One of the main ongoing projects in regard to infrastructure in Egypt is the building of a three-line metro system. The system’s goal is to encourage more tourists to visit the region, according to Hesham Arafat, the country’s Minister of Transport.
“These three lines are proposed for promoting tourist activity that is expected to reach more than 30 million tourists per year by 2025,” Minister Arafat said.
Speaking at Middle East Rail conference earlier at the top of this year, Minister Arafat declared that the country intends to invest in 14.4 billion euros for the brand new metro system. The ministry is also searching for an ally to control an 8,725-square-meter shopping mall that links a railway station at Alexandria port.
Costing a total of 13 billion euros, the three express rail lines will travel from Luxor to Hurghada, Alexandria to Cairo, and Luxor to Cairo.
The Three Lines
Taking approximately five years to develop a 700-kilometers line, the Cairo to Luxor line was mentioned to be one of the most significant of the three lines and is priced at 6 billion euros.
During the conference, Minister Arafat disclosed research that proved how investors would take home an internal rate of return of about 9 percent on the development as the metro system is anticipated to transport over 3 million passengers each year.

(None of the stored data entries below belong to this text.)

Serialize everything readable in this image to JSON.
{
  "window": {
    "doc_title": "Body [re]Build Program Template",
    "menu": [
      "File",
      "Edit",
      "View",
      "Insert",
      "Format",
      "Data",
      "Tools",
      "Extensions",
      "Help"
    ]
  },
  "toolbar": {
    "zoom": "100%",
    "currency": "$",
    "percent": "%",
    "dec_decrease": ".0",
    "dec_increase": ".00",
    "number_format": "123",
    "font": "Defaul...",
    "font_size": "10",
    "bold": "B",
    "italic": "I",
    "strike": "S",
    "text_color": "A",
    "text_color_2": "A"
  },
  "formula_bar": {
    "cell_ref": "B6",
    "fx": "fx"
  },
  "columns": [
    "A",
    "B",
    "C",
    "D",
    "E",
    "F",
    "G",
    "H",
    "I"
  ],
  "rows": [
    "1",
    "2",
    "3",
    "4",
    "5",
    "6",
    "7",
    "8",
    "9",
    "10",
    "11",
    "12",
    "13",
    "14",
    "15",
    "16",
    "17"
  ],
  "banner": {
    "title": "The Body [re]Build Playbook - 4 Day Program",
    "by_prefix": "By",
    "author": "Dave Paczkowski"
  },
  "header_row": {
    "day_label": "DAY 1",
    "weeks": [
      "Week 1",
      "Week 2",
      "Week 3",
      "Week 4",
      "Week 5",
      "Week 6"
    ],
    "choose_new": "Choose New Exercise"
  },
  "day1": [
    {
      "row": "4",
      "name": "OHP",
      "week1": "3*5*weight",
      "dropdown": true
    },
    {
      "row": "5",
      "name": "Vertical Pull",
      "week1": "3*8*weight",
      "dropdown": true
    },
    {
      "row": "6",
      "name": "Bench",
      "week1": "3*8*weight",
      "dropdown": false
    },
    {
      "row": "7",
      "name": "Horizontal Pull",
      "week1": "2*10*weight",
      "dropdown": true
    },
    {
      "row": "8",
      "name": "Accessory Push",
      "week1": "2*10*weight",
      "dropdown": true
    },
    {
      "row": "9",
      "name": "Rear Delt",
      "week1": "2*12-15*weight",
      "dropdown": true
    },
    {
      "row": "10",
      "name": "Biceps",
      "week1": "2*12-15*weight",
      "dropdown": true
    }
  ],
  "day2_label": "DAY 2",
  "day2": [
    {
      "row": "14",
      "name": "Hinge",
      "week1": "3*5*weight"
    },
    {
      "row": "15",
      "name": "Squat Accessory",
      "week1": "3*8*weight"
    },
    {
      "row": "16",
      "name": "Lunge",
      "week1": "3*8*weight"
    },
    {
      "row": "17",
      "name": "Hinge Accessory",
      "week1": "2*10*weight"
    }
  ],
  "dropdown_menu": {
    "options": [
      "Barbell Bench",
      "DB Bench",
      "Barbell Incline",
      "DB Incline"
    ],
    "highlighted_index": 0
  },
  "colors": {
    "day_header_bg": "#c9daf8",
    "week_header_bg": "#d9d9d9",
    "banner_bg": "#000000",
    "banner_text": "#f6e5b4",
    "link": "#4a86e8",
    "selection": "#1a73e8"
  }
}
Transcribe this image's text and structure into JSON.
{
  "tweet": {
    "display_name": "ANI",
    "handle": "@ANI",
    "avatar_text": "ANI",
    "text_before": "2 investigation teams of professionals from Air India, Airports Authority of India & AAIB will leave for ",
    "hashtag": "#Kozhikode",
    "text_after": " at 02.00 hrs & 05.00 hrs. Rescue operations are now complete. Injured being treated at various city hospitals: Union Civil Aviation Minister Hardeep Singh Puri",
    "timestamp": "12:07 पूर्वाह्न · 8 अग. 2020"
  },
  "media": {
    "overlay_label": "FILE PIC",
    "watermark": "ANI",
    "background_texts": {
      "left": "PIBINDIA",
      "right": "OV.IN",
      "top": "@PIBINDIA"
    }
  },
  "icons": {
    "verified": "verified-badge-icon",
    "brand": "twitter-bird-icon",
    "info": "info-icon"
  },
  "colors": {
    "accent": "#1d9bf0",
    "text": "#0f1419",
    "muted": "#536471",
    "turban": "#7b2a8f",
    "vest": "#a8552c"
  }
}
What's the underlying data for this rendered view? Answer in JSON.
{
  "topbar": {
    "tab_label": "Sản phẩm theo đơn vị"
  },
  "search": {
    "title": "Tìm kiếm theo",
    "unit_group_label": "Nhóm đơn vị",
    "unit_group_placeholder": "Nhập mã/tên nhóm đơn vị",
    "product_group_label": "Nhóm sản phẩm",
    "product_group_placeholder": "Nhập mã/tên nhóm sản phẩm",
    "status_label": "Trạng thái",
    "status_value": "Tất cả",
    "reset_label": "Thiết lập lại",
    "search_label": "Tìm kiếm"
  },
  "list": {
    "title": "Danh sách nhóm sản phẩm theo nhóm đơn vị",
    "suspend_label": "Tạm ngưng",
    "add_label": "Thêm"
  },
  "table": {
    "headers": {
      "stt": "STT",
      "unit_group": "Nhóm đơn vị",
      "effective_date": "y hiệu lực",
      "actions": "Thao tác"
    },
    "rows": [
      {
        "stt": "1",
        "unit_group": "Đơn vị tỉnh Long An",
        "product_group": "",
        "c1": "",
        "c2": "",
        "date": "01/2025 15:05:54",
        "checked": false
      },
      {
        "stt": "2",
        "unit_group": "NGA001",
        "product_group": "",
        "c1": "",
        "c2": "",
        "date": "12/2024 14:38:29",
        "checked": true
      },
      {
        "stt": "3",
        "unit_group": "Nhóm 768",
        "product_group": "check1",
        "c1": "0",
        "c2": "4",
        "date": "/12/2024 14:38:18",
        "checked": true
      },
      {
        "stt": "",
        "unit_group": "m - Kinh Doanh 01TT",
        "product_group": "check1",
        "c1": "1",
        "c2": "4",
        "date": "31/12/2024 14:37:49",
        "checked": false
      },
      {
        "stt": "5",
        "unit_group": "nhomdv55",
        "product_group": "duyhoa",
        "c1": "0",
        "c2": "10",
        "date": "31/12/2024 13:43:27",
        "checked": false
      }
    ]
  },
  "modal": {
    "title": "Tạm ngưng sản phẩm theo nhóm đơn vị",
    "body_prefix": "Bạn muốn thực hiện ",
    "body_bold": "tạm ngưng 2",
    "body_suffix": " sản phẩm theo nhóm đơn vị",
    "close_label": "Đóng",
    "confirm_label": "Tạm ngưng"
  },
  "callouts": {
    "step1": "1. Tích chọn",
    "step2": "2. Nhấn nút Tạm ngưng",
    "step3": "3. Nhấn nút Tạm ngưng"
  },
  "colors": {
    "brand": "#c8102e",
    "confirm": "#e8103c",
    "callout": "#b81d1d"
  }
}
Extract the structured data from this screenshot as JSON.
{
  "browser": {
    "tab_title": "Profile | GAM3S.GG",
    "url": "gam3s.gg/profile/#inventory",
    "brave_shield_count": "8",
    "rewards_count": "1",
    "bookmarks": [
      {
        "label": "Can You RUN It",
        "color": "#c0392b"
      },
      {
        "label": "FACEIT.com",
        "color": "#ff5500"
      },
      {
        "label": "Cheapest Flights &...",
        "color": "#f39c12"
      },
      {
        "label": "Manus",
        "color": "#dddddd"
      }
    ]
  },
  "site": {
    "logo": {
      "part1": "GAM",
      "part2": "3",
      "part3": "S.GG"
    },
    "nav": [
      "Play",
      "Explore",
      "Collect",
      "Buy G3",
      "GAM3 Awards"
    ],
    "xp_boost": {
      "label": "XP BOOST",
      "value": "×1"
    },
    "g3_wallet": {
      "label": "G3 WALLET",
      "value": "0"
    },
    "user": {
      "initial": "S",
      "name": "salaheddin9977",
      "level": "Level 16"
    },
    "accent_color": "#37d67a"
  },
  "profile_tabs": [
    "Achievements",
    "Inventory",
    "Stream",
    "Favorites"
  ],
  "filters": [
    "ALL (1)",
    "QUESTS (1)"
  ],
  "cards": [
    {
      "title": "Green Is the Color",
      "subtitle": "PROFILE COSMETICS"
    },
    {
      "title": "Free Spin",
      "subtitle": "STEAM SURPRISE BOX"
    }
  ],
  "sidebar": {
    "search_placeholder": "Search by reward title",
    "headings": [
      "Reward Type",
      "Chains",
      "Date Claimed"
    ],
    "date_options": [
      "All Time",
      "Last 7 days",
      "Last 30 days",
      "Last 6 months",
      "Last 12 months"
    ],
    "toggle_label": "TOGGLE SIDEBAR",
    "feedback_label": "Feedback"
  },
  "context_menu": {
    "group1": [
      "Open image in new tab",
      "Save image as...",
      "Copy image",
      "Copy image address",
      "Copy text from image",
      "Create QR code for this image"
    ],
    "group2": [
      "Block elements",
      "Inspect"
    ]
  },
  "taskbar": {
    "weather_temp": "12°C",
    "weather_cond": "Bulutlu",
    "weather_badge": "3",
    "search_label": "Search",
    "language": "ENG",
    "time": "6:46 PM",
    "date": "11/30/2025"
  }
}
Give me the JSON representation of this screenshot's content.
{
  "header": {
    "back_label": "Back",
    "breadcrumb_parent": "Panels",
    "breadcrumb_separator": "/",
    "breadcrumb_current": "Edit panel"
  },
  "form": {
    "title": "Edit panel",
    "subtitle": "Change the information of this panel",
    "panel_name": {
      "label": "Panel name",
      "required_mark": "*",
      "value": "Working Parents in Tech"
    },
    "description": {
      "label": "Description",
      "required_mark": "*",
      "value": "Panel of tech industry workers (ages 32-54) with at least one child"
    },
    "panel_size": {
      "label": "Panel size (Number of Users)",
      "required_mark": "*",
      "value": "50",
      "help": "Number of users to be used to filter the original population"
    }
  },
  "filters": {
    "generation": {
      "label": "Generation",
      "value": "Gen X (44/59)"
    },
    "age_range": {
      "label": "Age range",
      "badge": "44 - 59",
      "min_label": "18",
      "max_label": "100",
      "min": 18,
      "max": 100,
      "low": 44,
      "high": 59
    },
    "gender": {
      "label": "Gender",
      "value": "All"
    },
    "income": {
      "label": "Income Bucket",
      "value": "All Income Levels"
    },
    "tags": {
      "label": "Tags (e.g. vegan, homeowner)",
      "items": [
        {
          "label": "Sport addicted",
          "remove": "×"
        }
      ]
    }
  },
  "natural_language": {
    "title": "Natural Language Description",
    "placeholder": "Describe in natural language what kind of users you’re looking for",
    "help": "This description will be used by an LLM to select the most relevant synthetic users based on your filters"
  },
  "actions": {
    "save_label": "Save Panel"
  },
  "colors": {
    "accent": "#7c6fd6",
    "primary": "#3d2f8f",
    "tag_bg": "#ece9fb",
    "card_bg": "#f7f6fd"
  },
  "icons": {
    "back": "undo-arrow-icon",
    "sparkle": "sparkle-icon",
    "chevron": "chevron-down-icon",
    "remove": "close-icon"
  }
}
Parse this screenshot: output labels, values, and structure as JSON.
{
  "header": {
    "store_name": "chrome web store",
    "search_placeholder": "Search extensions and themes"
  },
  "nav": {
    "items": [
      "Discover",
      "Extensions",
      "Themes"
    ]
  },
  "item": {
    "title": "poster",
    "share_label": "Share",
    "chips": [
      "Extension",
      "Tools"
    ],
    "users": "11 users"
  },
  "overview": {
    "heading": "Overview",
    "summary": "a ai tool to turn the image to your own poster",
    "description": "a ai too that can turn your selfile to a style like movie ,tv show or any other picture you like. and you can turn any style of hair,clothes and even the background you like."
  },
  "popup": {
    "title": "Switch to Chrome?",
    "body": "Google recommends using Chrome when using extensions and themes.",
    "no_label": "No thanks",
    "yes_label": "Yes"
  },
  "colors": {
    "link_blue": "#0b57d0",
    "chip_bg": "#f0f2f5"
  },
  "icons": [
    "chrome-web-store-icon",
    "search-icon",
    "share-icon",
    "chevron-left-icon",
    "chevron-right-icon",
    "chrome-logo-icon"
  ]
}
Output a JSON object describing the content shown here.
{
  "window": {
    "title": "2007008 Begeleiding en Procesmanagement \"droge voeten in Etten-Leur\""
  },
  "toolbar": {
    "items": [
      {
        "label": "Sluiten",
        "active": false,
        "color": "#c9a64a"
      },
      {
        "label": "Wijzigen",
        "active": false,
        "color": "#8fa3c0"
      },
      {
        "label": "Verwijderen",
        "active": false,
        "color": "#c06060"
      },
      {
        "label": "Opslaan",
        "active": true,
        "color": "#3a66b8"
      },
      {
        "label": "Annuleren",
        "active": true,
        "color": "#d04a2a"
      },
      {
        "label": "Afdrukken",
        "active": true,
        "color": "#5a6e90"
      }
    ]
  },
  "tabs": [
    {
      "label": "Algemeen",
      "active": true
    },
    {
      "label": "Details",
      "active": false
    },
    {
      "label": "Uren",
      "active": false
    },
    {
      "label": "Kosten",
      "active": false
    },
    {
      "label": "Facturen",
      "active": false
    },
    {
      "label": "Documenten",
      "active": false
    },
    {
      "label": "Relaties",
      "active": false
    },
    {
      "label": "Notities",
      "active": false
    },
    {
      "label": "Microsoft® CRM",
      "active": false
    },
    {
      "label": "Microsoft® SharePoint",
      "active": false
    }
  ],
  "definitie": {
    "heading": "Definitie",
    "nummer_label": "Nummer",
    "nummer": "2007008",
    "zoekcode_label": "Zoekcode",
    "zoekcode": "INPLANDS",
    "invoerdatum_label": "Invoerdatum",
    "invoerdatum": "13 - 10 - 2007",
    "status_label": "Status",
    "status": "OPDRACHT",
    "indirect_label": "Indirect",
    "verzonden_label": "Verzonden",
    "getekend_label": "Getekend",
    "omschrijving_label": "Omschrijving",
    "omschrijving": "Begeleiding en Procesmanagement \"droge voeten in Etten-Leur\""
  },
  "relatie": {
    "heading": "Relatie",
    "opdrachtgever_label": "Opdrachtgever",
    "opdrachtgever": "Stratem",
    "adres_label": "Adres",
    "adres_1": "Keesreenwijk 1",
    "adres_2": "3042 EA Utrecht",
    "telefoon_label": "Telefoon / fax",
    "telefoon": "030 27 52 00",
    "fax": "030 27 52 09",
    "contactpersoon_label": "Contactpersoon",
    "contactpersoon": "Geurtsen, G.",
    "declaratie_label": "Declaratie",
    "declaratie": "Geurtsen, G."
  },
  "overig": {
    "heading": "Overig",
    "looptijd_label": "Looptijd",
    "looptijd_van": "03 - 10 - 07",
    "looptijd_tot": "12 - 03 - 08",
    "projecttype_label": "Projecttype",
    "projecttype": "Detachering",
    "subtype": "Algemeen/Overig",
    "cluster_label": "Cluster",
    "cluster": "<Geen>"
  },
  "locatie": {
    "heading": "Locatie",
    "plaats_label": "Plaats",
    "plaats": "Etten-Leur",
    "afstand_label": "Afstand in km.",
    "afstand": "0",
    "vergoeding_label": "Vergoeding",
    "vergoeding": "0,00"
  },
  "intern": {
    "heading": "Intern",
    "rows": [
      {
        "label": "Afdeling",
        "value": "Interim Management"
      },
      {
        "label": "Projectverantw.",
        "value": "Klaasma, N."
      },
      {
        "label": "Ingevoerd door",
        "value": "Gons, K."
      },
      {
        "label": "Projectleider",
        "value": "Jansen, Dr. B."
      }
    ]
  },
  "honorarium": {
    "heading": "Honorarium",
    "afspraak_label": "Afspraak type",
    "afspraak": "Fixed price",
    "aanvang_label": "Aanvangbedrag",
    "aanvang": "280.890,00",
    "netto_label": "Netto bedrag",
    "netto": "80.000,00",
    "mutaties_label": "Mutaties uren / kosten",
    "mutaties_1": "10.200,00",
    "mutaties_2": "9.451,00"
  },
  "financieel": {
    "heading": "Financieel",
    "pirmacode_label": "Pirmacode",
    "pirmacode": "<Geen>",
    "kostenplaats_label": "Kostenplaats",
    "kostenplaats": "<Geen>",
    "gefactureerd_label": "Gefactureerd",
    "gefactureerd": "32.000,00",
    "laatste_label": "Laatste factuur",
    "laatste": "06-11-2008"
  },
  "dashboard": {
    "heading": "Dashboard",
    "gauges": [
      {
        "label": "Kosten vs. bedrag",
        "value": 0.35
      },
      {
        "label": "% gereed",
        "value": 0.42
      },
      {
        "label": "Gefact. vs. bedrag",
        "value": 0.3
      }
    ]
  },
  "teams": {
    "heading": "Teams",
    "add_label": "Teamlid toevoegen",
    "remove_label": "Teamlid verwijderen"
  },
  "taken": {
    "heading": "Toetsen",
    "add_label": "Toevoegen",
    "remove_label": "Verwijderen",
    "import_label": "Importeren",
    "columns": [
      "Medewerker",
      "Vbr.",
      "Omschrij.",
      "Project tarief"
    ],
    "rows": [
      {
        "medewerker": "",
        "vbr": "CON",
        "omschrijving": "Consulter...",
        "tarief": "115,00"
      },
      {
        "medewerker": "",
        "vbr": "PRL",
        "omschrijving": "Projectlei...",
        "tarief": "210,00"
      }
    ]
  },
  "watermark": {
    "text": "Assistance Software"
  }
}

The Alexandria to Cairo line is predicted to cost 3 billion euros and will be 210 kilometers long. Over it’s lifetime, the line is projected to extend returns of 11 percent with the development is predicted to take three years from start to be finish.
Taking four years to develop, the Luxor to Hurghada line totals at 4 billion euros and will be 300 kilometers long. According to Minister Arafat, the line will transport an approximated 1.5 million passengers and render returns of 10 percent.
Other Infrastructure Developments
Other infrastructure developments in Egypt seeking funding include an 82 million euro passenger and freight line from Mansoura to Damietta, an 85 million euro freight line connecting Egypt’s largest phosphate mine site at Abu Tartur to Safaga harbor, a 275 million euro streetcar connecting smaller cities in New Cairo to the underground network, and a 934 million euro, 34 kilometer underground line in Cairo from Imbaba to the airport.
The minister made a point to note that Egypt is a “pro-business” nation that hosts a strongly funded government, and a refreshed investment law that permits total foreign possession of companies and security from seizing of earnings or mandatory pricing. With advantageous characteristics such as these, the hope for the continued improvement of infrastructure in Egypt is extremely promising.